I wish to respond to Kerry Franklin’s letter that appeared in the Review last week, in which she labels people who care about the environment as “working for the government” and “the lot of you”. This shows a lack of respect for those who care about the future of this area and the people who live here. I have backed off from responding to this type of mail for some time, but today I feel the need to speak up.
Kerry, do you remember the days of the CIP when we could smell Hawkesbury from miles away? That company did provide some economic activity at the time, but did not create lasting wealth. Almost 30 years since its closure, Hawkesbury is still trying to clean up the stinking contaminated soil at the cost of millions of dollars to restore its shoreline and Hawkesbury remains one of the poorest towns in Ontario.
The proposed cement plant in L’Orignal is a similar large polluting industry with investors from Quebec who stand to gain from exporting most of the cement to the USA. The plant will burn petroleum coke which releases much higher concentrations of  sulphur dioxide than the burning of coal, as well as hydrogen chloride, nitrous oxides, carbon monoxide and CO2, all of which cannot be filtered out. The resulting acid rain will have devastating effects on the surrounding farms and residences, including schools and nursing homes as well as the Ottawa River. Added to the mix are the hundreds of heavy diesel trucks involved daily in moving these materials  to and from the proposed plant. I will not include the long list of adverse effects such a plant would have on the area because I have already written several letters on this subject. I just wish to remind people of the long term damage such an industry would have on this area and all for a few dollars. The answer to building our economy is to invest in local small and medium businesses rather than foreign polluting giants who bully their way into our locality where they see only dollar signs.

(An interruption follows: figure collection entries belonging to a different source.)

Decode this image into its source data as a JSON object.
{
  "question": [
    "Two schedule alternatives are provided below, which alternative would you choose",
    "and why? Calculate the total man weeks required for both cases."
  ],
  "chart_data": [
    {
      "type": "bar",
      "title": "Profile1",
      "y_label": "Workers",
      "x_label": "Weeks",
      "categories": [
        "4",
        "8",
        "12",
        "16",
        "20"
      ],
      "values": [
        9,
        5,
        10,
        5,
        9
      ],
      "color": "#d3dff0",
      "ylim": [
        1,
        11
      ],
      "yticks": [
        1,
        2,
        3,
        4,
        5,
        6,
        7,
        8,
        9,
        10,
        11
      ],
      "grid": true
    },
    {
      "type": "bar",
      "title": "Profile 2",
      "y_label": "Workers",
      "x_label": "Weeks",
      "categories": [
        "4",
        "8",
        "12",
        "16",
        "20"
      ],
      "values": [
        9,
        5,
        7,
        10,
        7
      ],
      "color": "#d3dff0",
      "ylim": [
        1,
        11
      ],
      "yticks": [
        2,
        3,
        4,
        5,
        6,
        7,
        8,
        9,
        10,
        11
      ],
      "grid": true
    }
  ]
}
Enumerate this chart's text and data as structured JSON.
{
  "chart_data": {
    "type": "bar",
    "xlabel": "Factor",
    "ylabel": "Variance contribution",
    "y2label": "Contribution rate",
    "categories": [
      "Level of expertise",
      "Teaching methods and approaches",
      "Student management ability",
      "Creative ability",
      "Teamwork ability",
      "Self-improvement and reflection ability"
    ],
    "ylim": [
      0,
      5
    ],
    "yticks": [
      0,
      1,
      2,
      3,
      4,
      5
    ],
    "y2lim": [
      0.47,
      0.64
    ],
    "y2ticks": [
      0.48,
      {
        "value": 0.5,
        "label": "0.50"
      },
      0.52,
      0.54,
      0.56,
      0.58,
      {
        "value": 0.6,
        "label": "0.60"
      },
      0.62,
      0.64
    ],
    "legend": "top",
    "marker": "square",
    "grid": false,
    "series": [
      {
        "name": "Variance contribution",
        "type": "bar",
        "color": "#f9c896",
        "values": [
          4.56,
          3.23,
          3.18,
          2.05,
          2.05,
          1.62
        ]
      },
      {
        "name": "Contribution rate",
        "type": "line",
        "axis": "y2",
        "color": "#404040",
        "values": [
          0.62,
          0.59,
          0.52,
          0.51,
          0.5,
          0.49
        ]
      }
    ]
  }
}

To sum up my concern here, I want to remind the reader that the top environmental problems we face are not only the resulting climate change and ecosystem collapse, but as revealed by Kerry Franklin’s letter, the greater problems are selfishness, greed and apathy.  (Quick money is not the answer here) To deal with these we need a spiritual and cultural transformation that looks beyond our pocketbooks to the reality of the big picture. The responsibility rests with each citizen of Champlain. Apathy has become our greatest enemy and, unless people speak out and get involved, could be our downfall down the road, when it will be too late to turn back the clock.